I’ve been absolutely loving JavaRebel, a java agent that reloads modified classes at runtime, thereby obviating the need to start or stop some long running piece of code (say, an app server or some other kind of daemon). It’s not, unfortunately, open source, but it is inexpensive and the time savings so far are considerable. I ran it for three weeks using their free trial version expecting to find some kind of showstopping bug… but that never materialized. Integrating it is really easy… just a simple change to the command line that runs your java code. I’ve only found one caveat that requires any thought at all, which usually has to do with the modification of static fields, but it’s really not a big deal. I reckon that this saves me 15 minutes per day, which… well, it’s quite a lot. And I don’t remember the last time that I found software that could do that for me.

I also had a little incident with a 1.5Gb heap dump yesterday. I wanted to analyze it after one of our app servers coughed it up (right before it crashed hard) to find out what the problem was. I tried jhat, which seemed to require more memory than could possibly fit into my laptop (with 4Gb). I tried Yourkit, which also stalled trying to read this large dump file (actually, Yourkit’s profiler looked pretty cool, so I shall probably revisit that).

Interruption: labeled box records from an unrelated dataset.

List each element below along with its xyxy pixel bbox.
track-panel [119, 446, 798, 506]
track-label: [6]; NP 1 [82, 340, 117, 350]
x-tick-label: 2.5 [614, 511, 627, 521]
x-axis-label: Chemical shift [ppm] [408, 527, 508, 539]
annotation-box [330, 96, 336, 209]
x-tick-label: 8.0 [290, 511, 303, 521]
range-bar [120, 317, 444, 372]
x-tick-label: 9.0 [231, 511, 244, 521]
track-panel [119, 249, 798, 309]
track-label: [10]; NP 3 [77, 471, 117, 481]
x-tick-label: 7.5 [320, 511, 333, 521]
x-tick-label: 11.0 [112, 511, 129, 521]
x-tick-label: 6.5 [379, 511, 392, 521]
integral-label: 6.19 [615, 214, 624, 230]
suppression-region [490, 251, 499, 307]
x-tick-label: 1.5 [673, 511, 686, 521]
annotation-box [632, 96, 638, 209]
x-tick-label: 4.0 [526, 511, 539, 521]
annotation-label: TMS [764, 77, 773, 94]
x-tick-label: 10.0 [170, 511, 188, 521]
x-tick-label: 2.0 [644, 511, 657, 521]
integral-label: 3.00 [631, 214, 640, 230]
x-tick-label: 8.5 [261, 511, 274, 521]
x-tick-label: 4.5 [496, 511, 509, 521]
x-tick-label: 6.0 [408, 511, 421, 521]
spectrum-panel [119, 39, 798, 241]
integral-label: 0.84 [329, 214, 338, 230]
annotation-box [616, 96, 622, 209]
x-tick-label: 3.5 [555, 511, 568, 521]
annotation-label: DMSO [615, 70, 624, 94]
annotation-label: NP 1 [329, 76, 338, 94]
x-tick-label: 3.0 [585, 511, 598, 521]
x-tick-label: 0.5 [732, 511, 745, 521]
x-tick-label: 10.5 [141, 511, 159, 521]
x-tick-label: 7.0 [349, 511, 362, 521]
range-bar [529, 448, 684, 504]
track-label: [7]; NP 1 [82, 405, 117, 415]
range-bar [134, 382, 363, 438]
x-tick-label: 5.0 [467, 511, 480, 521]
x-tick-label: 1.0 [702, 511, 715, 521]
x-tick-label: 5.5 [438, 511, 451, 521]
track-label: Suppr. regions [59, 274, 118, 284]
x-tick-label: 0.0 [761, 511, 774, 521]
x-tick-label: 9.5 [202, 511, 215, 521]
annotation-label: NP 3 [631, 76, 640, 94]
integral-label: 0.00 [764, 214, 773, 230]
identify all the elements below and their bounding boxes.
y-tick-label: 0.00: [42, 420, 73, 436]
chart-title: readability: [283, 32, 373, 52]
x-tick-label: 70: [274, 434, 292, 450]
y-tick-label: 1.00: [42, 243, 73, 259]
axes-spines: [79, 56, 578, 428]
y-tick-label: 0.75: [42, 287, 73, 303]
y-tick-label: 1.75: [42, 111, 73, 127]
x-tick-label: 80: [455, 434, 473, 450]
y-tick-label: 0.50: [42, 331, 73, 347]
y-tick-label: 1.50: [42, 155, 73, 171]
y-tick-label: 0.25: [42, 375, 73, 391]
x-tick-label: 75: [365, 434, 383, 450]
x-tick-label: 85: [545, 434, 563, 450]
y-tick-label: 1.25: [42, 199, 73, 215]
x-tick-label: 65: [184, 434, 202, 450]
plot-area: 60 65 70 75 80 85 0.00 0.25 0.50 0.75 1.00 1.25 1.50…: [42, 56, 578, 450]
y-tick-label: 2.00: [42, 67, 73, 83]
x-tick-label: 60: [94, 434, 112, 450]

I even tried firing up jhat on an EC2 box with 15Gb of memory… but that also didn’t work. Finally, I ran across the Eclipse Memory Analyzer. Based on my previous two experiences, I didn’t expect this one to work…. but, holy cow, it did. Within just a few minutes, I had my culprit nailed (big memory leak in XStream 1.2.2) and I was much further along than I was previously. I actually downloaded the standalone version… I usually don’t need memory analyzers very often, so I didn’t want to saddle my regular Eclipse with something new. I highly recommend this tool - it worked like a charm with a very big file and was also very easy to use.

StyleFeeder won an MITX award!

Wednesday, June 4th, 2008

Last night, we had a bit of a (good) surprise by winning an award from MITX in the “Collaboration and social networking” category. Hey, it’s not every day that something like this happens, so we have to savor these moments!

MITX award, 2008

Our friends at HubSpot also won also won (Hey, Dharmesh and Yoav!). I ran into Brian Halligan (CEO of HubSpot) and well-known troublemaker Ed Lyons after the event (Ed then proceeded to lecture Katie Rae of Microsoft about the pitfalls of SharePoint, but let’s just pretend that part didn’t happen).

Brian Halligan and Ed Lyons

One thing I’m particularly glad about is that we received our award before the fire alarms went off, which prompted a mass exodus out in front of the hotel over looking the river. Hey, if you have to evacuate your hotel due to a fire threat, that’s a nice place to do it (our previous experience with flames involved a bit more action).

Congrats to the other winners from all of us at StyleFeeder!